By Allison Burr
In the greatest of ironies, a recent issue of Harvard Magazine has condemned parents being at home with their children all day, even while the governments across America have now required it for the past several weeks due to the COVID-19 pandemic. My efforts to recast homeschooling in a less-threatening light are rooted in two things: teleology and practice.
In the most recent issue of Harvard Magazine, Erin O’Donnell presents Dr.

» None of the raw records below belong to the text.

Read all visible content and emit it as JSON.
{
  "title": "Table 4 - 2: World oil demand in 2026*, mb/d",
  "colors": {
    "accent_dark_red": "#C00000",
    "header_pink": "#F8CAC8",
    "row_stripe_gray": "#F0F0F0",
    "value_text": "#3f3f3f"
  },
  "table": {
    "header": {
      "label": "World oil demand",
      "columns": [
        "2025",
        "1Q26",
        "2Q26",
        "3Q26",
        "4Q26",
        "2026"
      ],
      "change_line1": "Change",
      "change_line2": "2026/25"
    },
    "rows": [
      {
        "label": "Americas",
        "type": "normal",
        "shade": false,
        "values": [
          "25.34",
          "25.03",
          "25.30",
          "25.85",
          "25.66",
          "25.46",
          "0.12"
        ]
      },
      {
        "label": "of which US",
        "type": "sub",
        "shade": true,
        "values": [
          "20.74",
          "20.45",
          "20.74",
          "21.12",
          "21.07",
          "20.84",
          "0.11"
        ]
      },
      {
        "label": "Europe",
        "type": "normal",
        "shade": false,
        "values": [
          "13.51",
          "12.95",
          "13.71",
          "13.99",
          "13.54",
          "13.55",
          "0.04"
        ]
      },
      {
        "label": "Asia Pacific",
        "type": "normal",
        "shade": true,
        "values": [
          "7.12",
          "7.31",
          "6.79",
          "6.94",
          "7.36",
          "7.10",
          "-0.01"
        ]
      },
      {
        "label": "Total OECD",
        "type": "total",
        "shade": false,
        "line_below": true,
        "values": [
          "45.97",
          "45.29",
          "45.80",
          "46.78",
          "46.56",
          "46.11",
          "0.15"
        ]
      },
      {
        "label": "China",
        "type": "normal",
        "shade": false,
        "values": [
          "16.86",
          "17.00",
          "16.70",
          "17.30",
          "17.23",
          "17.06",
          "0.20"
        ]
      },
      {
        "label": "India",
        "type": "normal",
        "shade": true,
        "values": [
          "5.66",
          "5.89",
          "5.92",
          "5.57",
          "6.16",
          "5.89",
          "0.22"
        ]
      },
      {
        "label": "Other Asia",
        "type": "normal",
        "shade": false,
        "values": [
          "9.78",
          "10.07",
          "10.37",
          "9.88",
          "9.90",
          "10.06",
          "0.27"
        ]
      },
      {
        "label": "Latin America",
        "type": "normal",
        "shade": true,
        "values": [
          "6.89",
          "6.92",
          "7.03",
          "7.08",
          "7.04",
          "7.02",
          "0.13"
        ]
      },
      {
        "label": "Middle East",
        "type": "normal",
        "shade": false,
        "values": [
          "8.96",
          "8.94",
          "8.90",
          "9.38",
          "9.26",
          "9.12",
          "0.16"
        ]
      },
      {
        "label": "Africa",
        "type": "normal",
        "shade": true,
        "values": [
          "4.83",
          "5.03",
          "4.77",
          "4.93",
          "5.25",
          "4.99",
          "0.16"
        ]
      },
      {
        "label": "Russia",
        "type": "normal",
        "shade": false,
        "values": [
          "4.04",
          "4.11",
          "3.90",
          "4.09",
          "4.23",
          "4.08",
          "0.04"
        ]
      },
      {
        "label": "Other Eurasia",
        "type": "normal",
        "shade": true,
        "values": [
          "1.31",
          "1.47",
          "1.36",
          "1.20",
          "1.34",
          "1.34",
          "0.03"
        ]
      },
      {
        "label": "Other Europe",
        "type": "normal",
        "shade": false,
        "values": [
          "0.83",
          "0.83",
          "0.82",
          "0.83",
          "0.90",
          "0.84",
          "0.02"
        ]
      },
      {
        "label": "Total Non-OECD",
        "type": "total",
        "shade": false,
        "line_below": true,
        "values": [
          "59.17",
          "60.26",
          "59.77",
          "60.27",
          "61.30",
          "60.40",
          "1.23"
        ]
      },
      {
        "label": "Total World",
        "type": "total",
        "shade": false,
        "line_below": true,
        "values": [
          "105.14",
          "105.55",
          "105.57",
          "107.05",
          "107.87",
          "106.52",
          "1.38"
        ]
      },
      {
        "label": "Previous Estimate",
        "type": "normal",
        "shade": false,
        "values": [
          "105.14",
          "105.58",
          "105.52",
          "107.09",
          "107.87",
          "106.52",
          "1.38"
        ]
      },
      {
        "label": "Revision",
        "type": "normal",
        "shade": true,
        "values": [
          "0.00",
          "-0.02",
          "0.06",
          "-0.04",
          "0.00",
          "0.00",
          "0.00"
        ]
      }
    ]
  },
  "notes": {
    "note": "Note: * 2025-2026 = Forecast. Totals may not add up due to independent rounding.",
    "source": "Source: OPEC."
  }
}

Elizabeth Bartholet’s arguments against homeschooling and her radical call to ban the practice entirely.*
Dear me. My fellow 2 million homeschoolers and I must have unwittingly ruffled her feathers somehow, to be subjected to such accusations ranging from masterminding totalitarian regimes to brainwashing to (my personal favorite) just being plain stupid. Dr. Bartholet, who does not seem to have ever interviewed or even interacted with a homeschooling family, makes the spurious suggestion that homeschooling parents have never been to school, and nay, are quite possibly unable to read and write. My four children are still snickering over this one, as the backdrop of their entire childhood has been composed of the greatest literary, musical, artistic, and historical works of Western Civilization. We’ve already made great usage out of the rejoinder—well, you see, dear one, Mama can’t help you with that, because she can neither read nor write!